The firm “likes” office as an asset class but strong fundamentals are yet to translate into  earnings growth in the 2017 financial year for the office owners (Dexus, Investa and Mirvac). Dexus, CLSA says, is held back by its exposures to the Perth and Brisbane markets so have kept it on Underperform. CLSA sees Mirvac as the cheapest way to “play office”. In 2016, secondary office was the best performing asset with a return of 27.2 per cent, followed by neighbourhood retail (17.9 per cent) and prime office (17.7 per cent). The strong performance last year was marred by elevated incentives, however, these are coming down and CLSA says this augurs well for stronger rent growth in 2017.
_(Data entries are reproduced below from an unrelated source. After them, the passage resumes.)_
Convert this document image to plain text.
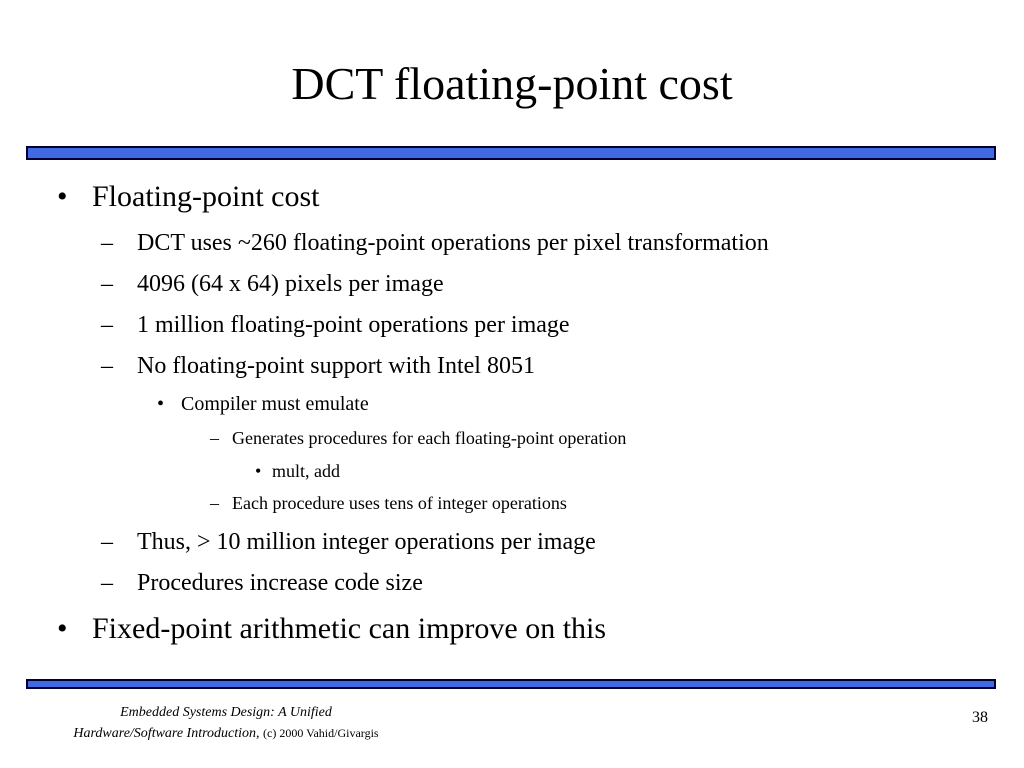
DCT floating-point cost
• Floating-point cost
–	DCT uses ~260 floating-point operations per pixel transformation
–	4096 (64 x 64) pixels per image
–	1 million floating-point operations per image
–	No floating-point support with Intel 8051
• Compiler must emulate
– Generates procedures for each floating-point operation
• mult, add
– Each procedure uses tens of integer operations
–	Thus, > 10 million integer operations per image
–	Procedures increase code size
• Fixed-point arithmetic can improve on this
Embedded Systems Design: A Unified
Hardware/Software Introduction, (c) 2000 Vahid/Givargis
38
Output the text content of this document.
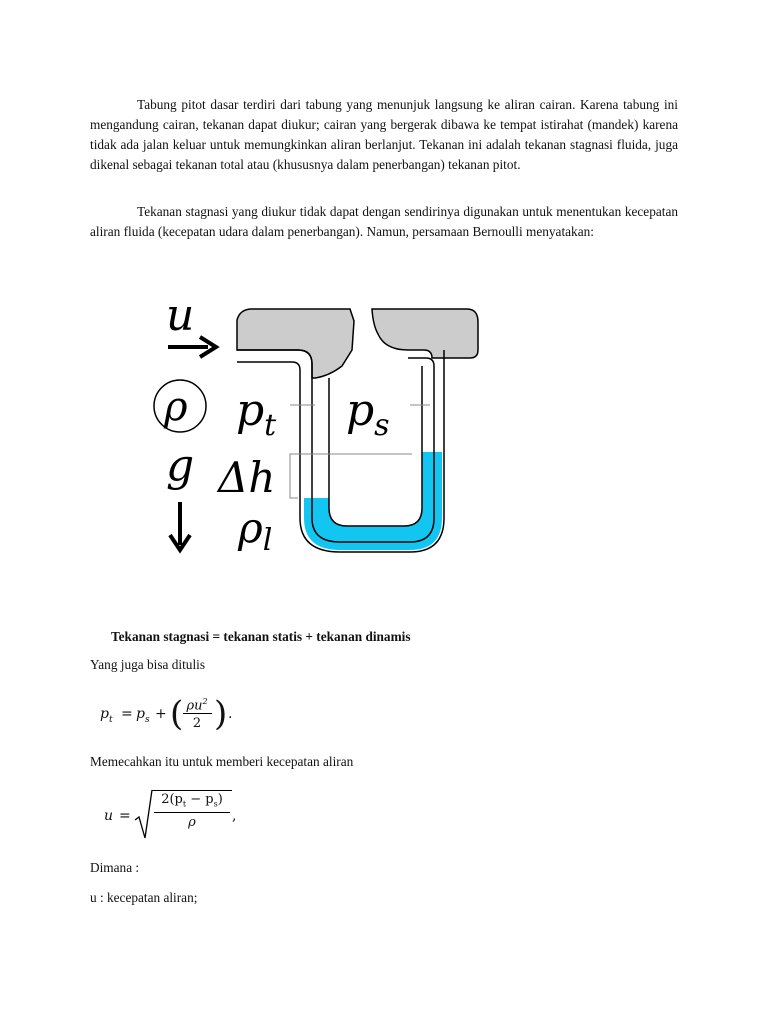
Tabung pitot dasar terdiri dari tabung yang menunjuk langsung ke aliran cairan. Karena tabung ini mengandung cairan, tekanan dapat diukur; cairan yang bergerak dibawa ke tempat istirahat (mandek) karena tidak ada jalan keluar untuk memungkinkan aliran berlanjut. Tekanan ini adalah tekanan stagnasi fluida, juga dikenal sebagai tekanan total atau (khususnya dalam penerbangan) tekanan pitot.

Tekanan stagnasi yang diukur tidak dapat dengan sendirinya digunakan untuk menentukan kecepatan aliran fluida (kecepatan udara dalam penerbangan). Namun, persamaan Bernoulli menyatakan:

u
ρ
g
$p_t$ $p_s$
Δh
ρl

Tekanan stagnasi = tekanan statis + tekanan dinamis

Yang juga bisa ditulis

$p_t = p_s$ + ( $\rho u^2$
2 ) .

Memecahkan itu untuk memberi kecepatan aliran

u =
$2(p_t - p_s)$
ρ	,

Dimana :

u : kecepatan aliran;
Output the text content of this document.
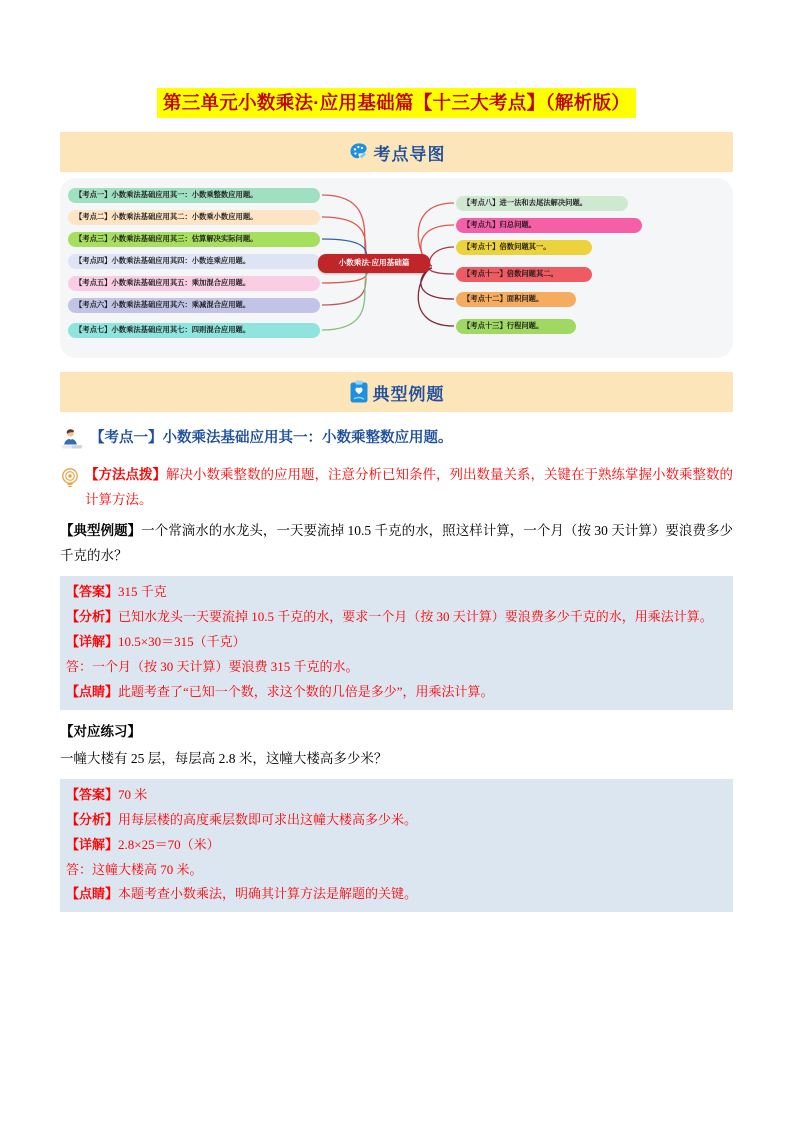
第三单元小数乘法·应用基础篇【十三大考点】（解析版）
考点导图
【考点一】小数乘法基础应用其一：小数乘整数应用题。
【考点二】小数乘法基础应用其二：小数乘小数应用题。
【考点三】小数乘法基础应用其三：估算解决实际问题。
【考点四】小数乘法基础应用其四：小数连乘应用题。
【考点五】小数乘法基础应用其五：乘加混合应用题。
【考点六】小数乘法基础应用其六：乘减混合应用题。
【考点七】小数乘法基础应用其七：四则混合应用题。
小数乘法·应用基础篇
【考点八】进一法和去尾法解决问题。
【考点九】归总问题。
【考点十】倍数问题其一。
【考点十一】倍数问题其二。
【考点十二】面积问题。
【考点十三】行程问题。
典型例题
【考点一】小数乘法基础应用其一：小数乘整数应用题。
【方法点拨】解决小数乘整数的应用题，注意分析已知条件，列出数量关系，关键在于熟练掌握小数乘整数的计算方法。
【典型例题】一个常滴水的水龙头，一天要流掉 10.5 千克的水，照这样计算，一个月（按 30 天计算）要浪费多少千克的水？
【答案】315 千克
【分析】已知水龙头一天要流掉 10.5 千克的水，要求一个月（按 30 天计算）要浪费多少千克的水，用乘法计算。
【详解】10.5×30＝315（千克）
答：一个月（按 30 天计算）要浪费 315 千克的水。
【点睛】此题考查了“已知一个数，求这个数的几倍是多少”，用乘法计算。
【对应练习】
一幢大楼有 25 层，每层高 2.8 米，这幢大楼高多少米？
【答案】70 米
【分析】用每层楼的高度乘层数即可求出这幢大楼高多少米。
【详解】2.8×25＝70（米）
答：这幢大楼高 70 米。
【点睛】本题考查小数乘法，明确其计算方法是解题的关键。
Despite these mixed messages from the office class, CLSA nominates Sydney and Melbourne office along with regional retail and large format retail as the “winners” of the sector in 2017.

“In 2017 we expect secondary office to continue to perform, but it will be limited to Sydney, Melbourne and parts of Brisbane,” CLSA says. “Office incentives are still high (but reducing in Sydney and Melbourne) , but prime net cash yields are still attractive (4.4 per cent) with good effective rental growth (+7.4 per cent) and rental escalators at 3.75 per cent well above CPI at 1.5 per cent.
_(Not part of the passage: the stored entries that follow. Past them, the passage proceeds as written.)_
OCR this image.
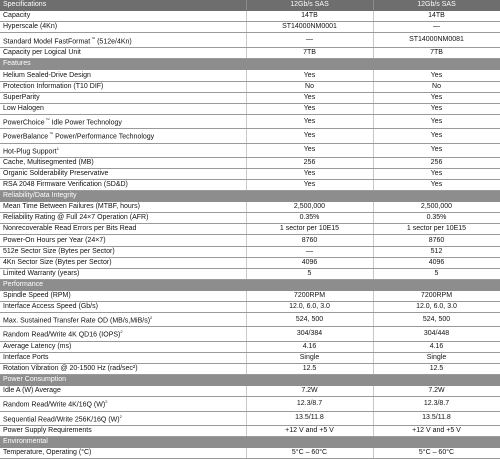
Specifications	12Gb/s SAS	12Gb/s SAS
Capacity	14TB	14TB
Hyperscale (4Kn)	ST14000NM0001	—
Standard Model FastFormat™ (512e/4Kn)	—	ST14000NM0081
Capacity per Logical Unit	7TB	7TB
Features		
Helium Sealed-Drive Design	Yes	Yes
Protection Information (T10 DIF)	No	No
SuperParity	Yes	Yes
Low Halogen	Yes	Yes
PowerChoice™ Idle Power Technology	Yes	Yes
PowerBalance™ Power/Performance Technology	Yes	Yes
Hot-Plug Support$^1$	Yes	Yes
Cache, Multisegmented (MB)	256	256
Organic Solderability Preservative	Yes	Yes
RSA 2048 Firmware Verification (SD&D)	Yes	Yes
Reliability/Data Integrity		
Mean Time Between Failures (MTBF, hours)	2,500,000	2,500,000
Reliability Rating @ Full 24×7 Operation (AFR)	0.35%	0.35%
Nonrecoverable Read Errors per Bits Read	1 sector per 10E15	1 sector per 10E15
Power-On Hours per Year (24×7)	8760	8760
512e Sector Size (Bytes per Sector)	—	512
4Kn Sector Size (Bytes per Sector)	4096	4096
Limited Warranty (years)	5	5
Performance		
Spindle Speed (RPM)	7200RPM	7200RPM
Interface Access Speed (Gb/s)	12.0, 6.0, 3.0	12.0, 6.0, 3.0
Max. Sustained Transfer Rate OD $(MB/s,MiB/s)^2$	524, 500	524, 500
Random Read/Write 4K QD16 (IOPS)$^2$	304/384	304/448
Average Latency (ms)	4.16	4.16
Interface Ports	Single	Single
Rotation Vibration @ 20-1500 Hz (rad/sec²)	12.5	12.5
Power Consumption		
Idle A (W) Average	7.2W	7.2W
Random Read/Write 4K/16Q $(W)^2$	12.3/8.7	12.3/8.7
Sequential Read/Write 256K/16Q $(W)^2$	13.5/11.8	13.5/11.8
Power Supply Requirements	+12 V and +5 V	+12 V and +5 V
Environmental		
Temperature, Operating (°C)	5°C – 60°C	5°C – 60°C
“With strong demand still chasing prime assets, there is a real possibility that Sydney prime CBD asset yields drop below 5 per cent (from 5.21 per cent currently) for relatively new assets with long weighted average lease expiries (WALEs).

“In our view office will outperform primarily due to strong demand for assets with improving fundamentals (Sydney, Melbourne and to a lesser extent Brisbane) and a lack of stock forcing investors into secondary assets for value add/development opportunities,” the CLSA note says.

Maconochie and Lam nominate Mirvac as a second derivative office play as it trades close to NTA and with the lowest age and longest WALE portfolio, Investa Offic e Fund for its secondary asset exposure and potential for corporate activity. “We like Dexus, but it’s relatively expensive and a 2018 financial year story for effective office rental growth.